安倍晋三元首相の国葬が執り行われた27日、藤沢市では市役所本庁舎と分庁舎2カ所に弔意を示す半旗を掲揚した。記帳台や献花台の設置はなく、職員の黙とうなども実施しなかった。国葬の是非を巡っては全国的な賛否が分かれたが、市は「国や県の動向を注視し、最終的に半旗掲揚のみを行うことにした」と説明している。
市は国葬当日の午前8時30分から午後5時15分まで半旗を掲揚。本庁舎の敷地内のみにしぼり、市内13地区にある公民館や市民センターでは実施しなかった。
国は自治体に対して弔意の要請をしておらず、県は県庁舎に半旗を掲揚。近隣市では鎌倉市が掲揚した一方、茅ヶ崎市では掲揚しないなど自治体の判断が分かれた。
首相経験者の国葬は戦後2例目で、吉田茂元首相以来55年ぶり。市には前回の記録が残っておらず、半旗掲揚の規則も設けていないため、前日に鈴木恒夫市長が掲揚することを決めたという。
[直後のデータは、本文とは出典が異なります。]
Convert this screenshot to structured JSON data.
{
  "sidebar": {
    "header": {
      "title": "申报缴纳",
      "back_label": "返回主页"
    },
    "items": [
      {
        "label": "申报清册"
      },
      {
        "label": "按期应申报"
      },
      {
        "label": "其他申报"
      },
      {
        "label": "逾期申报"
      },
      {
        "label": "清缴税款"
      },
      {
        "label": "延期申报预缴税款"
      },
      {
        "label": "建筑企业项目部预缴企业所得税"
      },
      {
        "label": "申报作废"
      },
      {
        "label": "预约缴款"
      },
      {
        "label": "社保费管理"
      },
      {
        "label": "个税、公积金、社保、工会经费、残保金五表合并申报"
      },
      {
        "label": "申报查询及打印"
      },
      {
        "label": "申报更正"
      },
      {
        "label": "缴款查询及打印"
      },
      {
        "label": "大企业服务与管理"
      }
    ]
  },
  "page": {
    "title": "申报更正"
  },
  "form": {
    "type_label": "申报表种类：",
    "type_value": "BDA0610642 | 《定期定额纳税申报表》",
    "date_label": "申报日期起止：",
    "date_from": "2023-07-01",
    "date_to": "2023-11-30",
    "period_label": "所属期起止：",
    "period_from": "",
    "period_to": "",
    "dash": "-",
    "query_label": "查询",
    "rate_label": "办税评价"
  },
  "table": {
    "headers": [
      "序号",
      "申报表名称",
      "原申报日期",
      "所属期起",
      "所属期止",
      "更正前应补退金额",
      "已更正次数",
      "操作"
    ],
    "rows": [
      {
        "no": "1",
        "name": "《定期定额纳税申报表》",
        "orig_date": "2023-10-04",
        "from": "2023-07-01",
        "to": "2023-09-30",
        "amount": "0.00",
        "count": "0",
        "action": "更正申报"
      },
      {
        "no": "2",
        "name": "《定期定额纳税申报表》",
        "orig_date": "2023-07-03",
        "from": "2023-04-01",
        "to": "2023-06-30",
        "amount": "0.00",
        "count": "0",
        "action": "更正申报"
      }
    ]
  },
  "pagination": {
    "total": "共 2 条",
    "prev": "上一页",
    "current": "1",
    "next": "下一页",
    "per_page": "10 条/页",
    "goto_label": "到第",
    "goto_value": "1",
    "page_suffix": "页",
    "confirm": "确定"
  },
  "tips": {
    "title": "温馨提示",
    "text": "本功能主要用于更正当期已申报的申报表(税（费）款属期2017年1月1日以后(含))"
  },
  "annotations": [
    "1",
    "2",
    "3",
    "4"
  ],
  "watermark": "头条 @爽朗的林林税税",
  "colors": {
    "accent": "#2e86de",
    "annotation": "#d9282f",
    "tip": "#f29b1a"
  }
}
基礎自治体が弔意を示したことで、市民に弔意を促すことにつながらないかとの本紙取材に市秘書課は「そう捉えられないよう必要最小限に留めた」と説明。「市民に弔意を強制する意図はない」と明確に否定した。
強行許されぬ駅前で反対集会
一方、国葬が執り行われた午後2時に合わせ、藤沢駅北口のサンパール広場では、国葬に抗議する市民らが集会を開いた。約60人が集結し、「国葬反対」のプラカードを掲げ、「憲法違反をするな」「弔意の強制をしないで」と訴えた。
呼び掛け人の一人、塚本和則さんは国葬の実施について「閣議決定で強行し予算の説明もない。法の下の平等や内心の自由を保障する憲法に違反する行為だ」と憤る。
花の木在住の50代女性は知り合いから集会のことを聞き参加を決めた。「安倍元首相に関する疑惑は解明されておらず、世論も反対が大勢。静岡では水害に見舞われている」と実施を疑問視。3人の子を育てる親としても「国の将来が不安。到底納得できない」と怒りをあらわにした。
参加者らは30分間、交替でスピーチした後、プラカードを掲げて行進。市役所前で「国葬反対」と声を上げた。